Enough. I don't want to give away more than I may have already. But, wow, there is so much more that I have hardly touched upon. If you want to read more about what truly earned the title of "Trial of the Century", Dash's book is the place.
Dyni Dyni
In this book the reader is introduced to the seamy side of New York City life at the turn of the 20th century, and how the police force at that time was intimately connected with the many types of vice in the city.
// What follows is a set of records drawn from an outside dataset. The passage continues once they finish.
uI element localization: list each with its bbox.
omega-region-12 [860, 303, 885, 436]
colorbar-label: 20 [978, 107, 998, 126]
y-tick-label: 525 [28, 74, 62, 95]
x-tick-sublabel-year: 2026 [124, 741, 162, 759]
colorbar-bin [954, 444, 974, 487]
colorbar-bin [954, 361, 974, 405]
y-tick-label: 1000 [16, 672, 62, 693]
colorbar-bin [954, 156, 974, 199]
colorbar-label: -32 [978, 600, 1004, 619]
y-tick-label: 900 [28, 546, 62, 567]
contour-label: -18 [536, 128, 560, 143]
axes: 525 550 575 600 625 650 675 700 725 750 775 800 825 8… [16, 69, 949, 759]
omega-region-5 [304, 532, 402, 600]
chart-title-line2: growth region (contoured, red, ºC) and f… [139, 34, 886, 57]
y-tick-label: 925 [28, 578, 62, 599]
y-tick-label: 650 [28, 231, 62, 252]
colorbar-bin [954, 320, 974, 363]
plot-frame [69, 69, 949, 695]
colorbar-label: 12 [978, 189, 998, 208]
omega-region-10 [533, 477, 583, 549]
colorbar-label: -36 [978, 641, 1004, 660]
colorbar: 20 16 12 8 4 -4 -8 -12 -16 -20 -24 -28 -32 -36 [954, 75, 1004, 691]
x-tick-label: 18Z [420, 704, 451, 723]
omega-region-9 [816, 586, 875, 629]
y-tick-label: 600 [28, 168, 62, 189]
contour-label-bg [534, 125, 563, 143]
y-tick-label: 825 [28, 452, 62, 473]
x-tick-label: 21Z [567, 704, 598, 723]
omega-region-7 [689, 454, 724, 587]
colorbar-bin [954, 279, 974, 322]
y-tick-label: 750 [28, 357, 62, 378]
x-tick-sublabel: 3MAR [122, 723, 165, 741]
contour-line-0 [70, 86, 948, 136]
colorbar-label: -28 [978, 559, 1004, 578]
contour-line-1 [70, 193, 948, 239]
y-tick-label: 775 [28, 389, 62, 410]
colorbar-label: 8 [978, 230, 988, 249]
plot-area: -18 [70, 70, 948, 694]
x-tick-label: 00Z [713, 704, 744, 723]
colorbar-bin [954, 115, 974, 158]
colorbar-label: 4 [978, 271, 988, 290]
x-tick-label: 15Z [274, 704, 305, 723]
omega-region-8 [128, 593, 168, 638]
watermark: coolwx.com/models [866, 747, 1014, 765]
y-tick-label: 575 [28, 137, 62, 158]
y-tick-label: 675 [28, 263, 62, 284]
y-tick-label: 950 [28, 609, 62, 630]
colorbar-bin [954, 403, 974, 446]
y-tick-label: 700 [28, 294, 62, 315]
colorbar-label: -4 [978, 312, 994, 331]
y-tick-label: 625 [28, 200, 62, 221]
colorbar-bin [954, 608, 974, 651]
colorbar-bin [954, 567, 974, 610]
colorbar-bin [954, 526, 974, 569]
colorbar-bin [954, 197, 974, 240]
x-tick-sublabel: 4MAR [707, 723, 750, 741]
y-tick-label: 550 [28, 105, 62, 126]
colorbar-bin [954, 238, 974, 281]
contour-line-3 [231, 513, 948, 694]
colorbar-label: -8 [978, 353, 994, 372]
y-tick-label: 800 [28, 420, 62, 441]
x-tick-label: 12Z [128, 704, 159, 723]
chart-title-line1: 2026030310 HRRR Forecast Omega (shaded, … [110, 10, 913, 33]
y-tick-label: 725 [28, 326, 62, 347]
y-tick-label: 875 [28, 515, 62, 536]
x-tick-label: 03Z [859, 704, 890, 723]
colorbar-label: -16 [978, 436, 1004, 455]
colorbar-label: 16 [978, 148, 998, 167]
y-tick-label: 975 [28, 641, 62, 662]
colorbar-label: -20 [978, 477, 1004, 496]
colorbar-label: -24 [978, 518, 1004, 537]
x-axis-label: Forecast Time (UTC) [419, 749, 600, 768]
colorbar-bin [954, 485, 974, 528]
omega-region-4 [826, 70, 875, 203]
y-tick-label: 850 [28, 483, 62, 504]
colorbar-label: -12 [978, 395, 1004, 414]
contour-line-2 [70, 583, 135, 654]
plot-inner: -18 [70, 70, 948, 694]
There were payoffs and rigged arrests, and also murders, for this was serious business to those folks.

The book eventually concerns itself with a police lieutenant named Charlie Becker, who is accused of murder (the author doesn't believe he was involved) and after two trials was eventually executed in the electric chair at Sing Sing. Around this tale the author weaves a story of such corruption that it seems almost unbelieveable, and yet it happened.
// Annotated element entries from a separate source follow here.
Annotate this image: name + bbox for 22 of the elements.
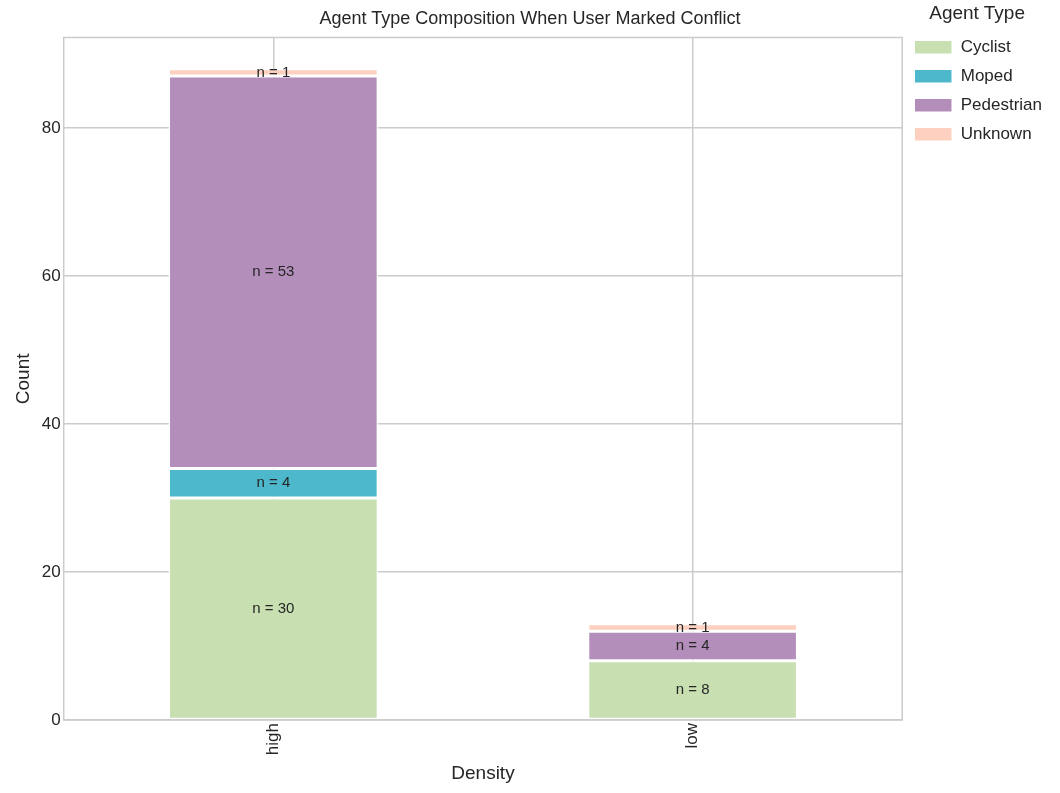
x-axis-title: Density <box>451 761 516 783</box>
y-tick-label: 80 <box>41 117 61 137</box>
x-tick-label: high <box>263 723 283 756</box>
data-label: n = 4 <box>256 473 291 491</box>
legend-label: Cyclist <box>960 36 1012 56</box>
data-label: n = 8 <box>675 680 710 698</box>
y-tick-label: 0 <box>51 709 61 729</box>
y-axis-title: Count <box>11 352 33 405</box>
data-label: n = 4 <box>675 636 710 654</box>
chart-title: Agent Type Composition When User Marked Conflict <box>319 7 741 28</box>
legend-label: Pedestrian <box>960 94 1043 114</box>
y-tick-label: 20 <box>41 561 61 581</box>
data-label: n = 53 <box>252 262 295 280</box>
data-label: n = 30 <box>252 598 295 616</box>
x-tick-label: low <box>682 722 702 749</box>
legend-label: Unknown <box>960 123 1032 143</box>
data-label: n = 1 <box>675 617 710 635</box>
legend-label: Moped <box>960 65 1013 85</box>
data-label: n = 1 <box>256 62 291 80</box>
y-tick-label: 60 <box>41 265 61 285</box>
y-tick-label: 40 <box>41 413 61 433</box>
legend-title: Agent Type <box>929 1 1025 23</box>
It's fascinating to read about how "the system" operated back then, and how the police, and the vice lords, interacted to see that vice was left alone for the most part, and many police, particularly the higher ranks, made an extreme amount of money for the time, and eventually retired to a life of near luxury. Perhaps they were not so different from many happenings today, except that its not as well reported as it was then, when many newspapers in New York fought out circulation wars by trying to "dig up the dirt" first, and thus sell more papers than the competition.Read this book. I feel sure that you will enjoy it as much as I did.
Usaxma Usaxma
Author Mike Dash has provided us with a thorough description of the corruption and vice in New York City, specifically the Times Square area (Satan's Circus) at the turn of the 20th century. Lieutenant Charley Becker's effort to cover up his graft by eliminating gambler Herman Rosenthal, who planned on blowing the whistle on Becker's crookedness, is covered in great detail. The characters in this book are many with the personality of each given in great detail. Prosecutor Charles Whitman went all out to convict Becker while hoping to advance his own political career. His goal to achieve the presidency of the United States was not achieved, but he did become the two time governor of New York. Ironically he was the one who Becker had to appeal to for a pardon from the then governor Whitman. Judge John Goff, all full of himself and drunk with the power of his position, went out of his way to favor the prosecution in Becker's trial. Becker's case was appealed and he received a new trial, but was convicted once again mainly on the basis of a conference a witness heard at a Harlem Conference regarding the case. Four shady characters with nicknames such as Lefty Louie, Whitey, Dago Frank, and Gyp the Blood, were Rosenthal's actual assassins while others such as gamblers Bald Jack Rose and Jack Zelig made the necessary arrangements. This is a story of the murder of Herman Rosenthal, the corruption of the New York police department, and the trial that sent a police lieutenant and the four hired hands to the electric chair in Sing Sing prison. A definite plus of the book is the inclusion of maps of Manhattan in the front to show the location of key events in the story. I am rating this book five stars, but it does have one definite drawback. There are seven photos and one drawing at the front of the book of key players in the story. Photos of the actual murderers and other key individuals should have been included as well. Another book on this subject entitled "The Execution of Officer Becker" by Stanley Cohen included photos of the murderers, the Tombs jail in lower Manhattan, the Bridge of Sighs, and other photos showing New York City during this time period. Both of these books on this subject should find a permanent place in your library.